The first time it happened was nearly five years ago -- has it been that long? -- when we watched Avatar in IMAX 3D on one of the world's largest screens in Sydney, on what was then merely a vacation in Australia. I believe two tickets to that show came out to around $52, when various surcharges and upcharges were factored in.
In fact, just a month ago I paid more than $20 to see Interstellar, but that was on some kind of "big" screen (they are toying around here with upcharges on "big" screens, known as Xtreme screens) so I didn't really blink at it.
However, not until Friday night did I pay $20 for a straight-up, no-frills, regular-admission evening ticket.
The Hunger Games: Mockingjay Part 1 was the movie, and the Hoyts at Hightpoint Shopping Centre was the venue.
I gave them a fifty, and I got thirty in change.
Now, when I was in the U.S. last month, I regularly regaled people with the whimsical tidbit that it costs $19 to go to the movies in Australia. I didn't round up to $20, because somehow the accurate price of $19 seemed more descriptive for the point I was trying to make. If I had just said "It costs twenty bucks to go to the movies," they might have thought I was just throwing out an exaggerated number, or factoring in other movie-related expenses like parking and popcorn. By saying $19 -- the standard ticket price at Cinema Nova in Carlton -- I was quite clearly delivering an exact ticket face value.
But as it turns out, $20 would have been more accurate.
Not sure how long ago this absurd price point was breached, because I almost never pay full price for movie tickets. I usually make sure to go to cheap movie night at Nova or Cinema Kino on Monday ($9) or Hoyts on Tuesday ($13). Every other time of the week has been deemed far less than optimal for a movie outing.
But on Friday night I had Christmas shopping to do at what I call "the night mall" -- Highpoint is only open as late as 9 p.m. on Thursdays and Fridays -- so it was a given that I would combine that trip with a movie at the Hoyts, especially since the theater stays open well past when the rest of the mall closes.

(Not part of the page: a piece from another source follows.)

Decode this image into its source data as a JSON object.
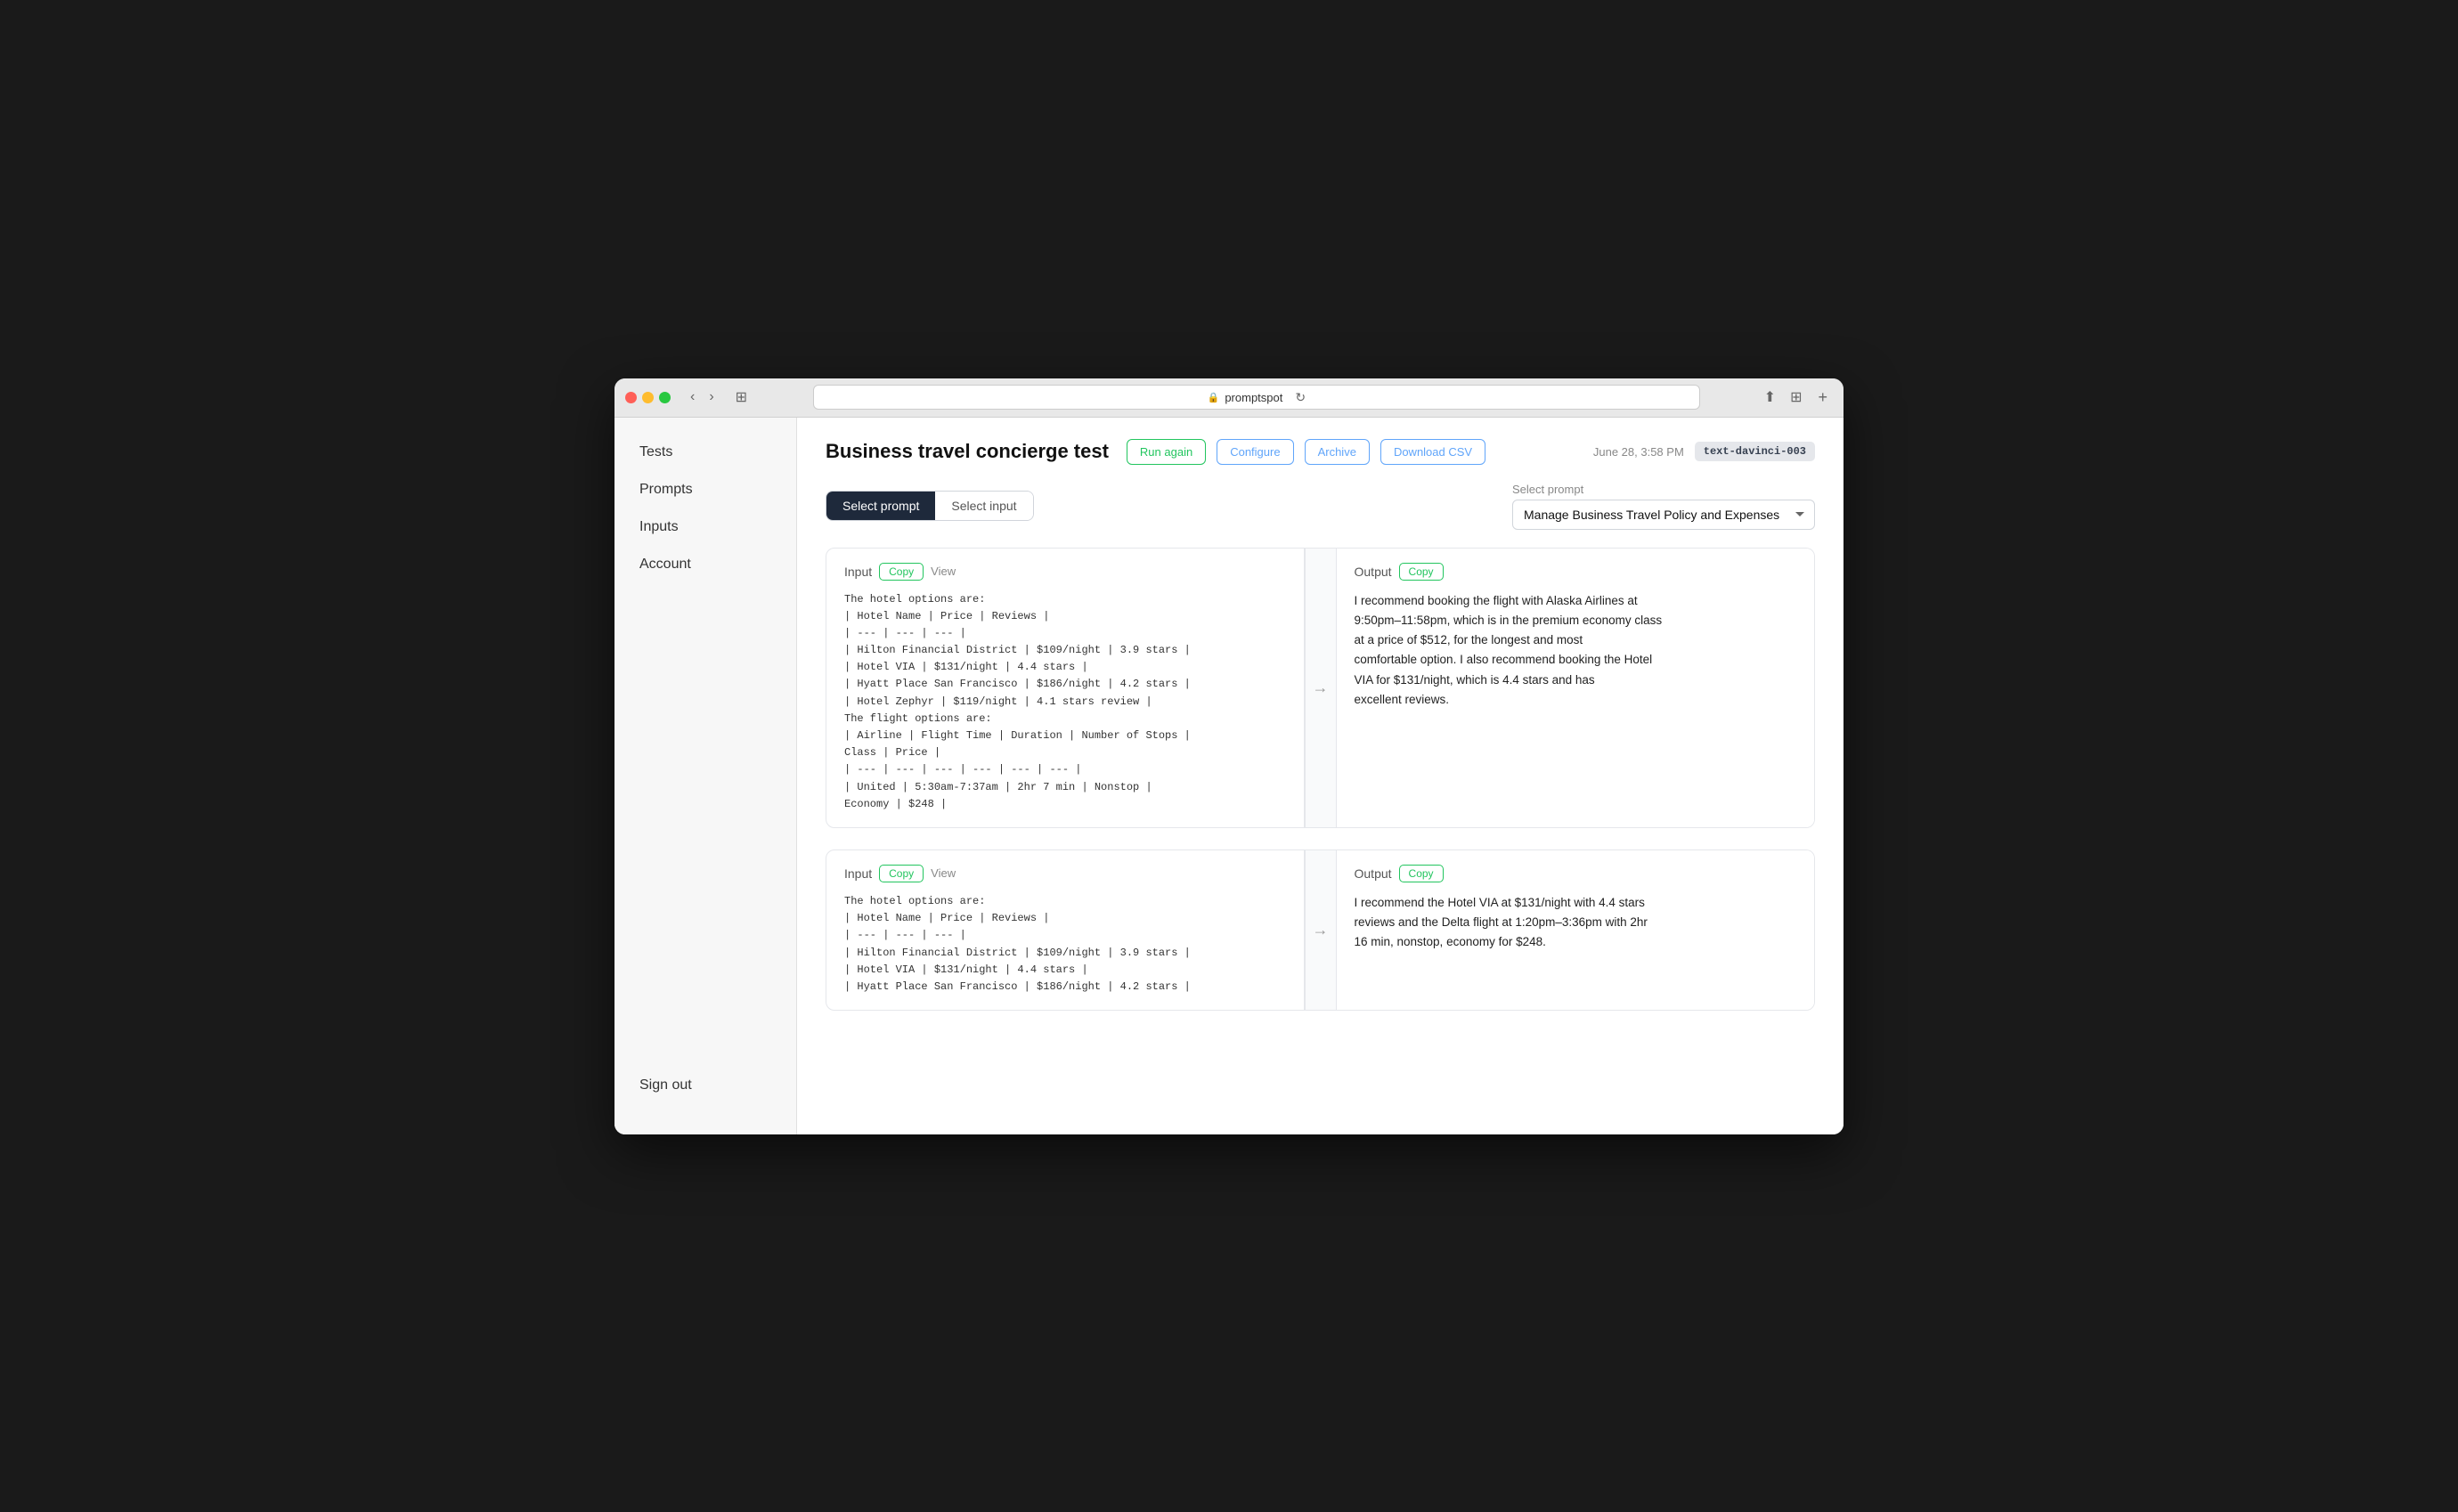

In fact, I mightn't have recognized the increase to a leading 2 on the price last night either, as I originally intended to take in an 8:50 show (against my better judgment) of Exodus: Gods and Kings. I was going to make it my first 3D movie since, I believe, Gravity, so I would have shelled out the $24 or $25 (against my better judgment) without noticing it, not bothering to be sure the exact price of a 3D up-sell. I'd have swallowed hard, I'm sure, but I wouldn't have necessarily noticed that a price Rubicon had been irrevocably crossed.
But my shopping occupied me for longer than that, so the 9:20 Hunger Games was my better option. And it awakened me to that realization that pricing has crossed another milestone of ridiculousness.
Well, no matter. This time of year, when finalizing my year-end rankings is little more than a month off, I'll (somewhat) gladly pay an additional premium to cram in some movies that won't make it to DVD in time for me to see them that way.
After all, there are only so many Mondays and Tuesdays between now and January 15th.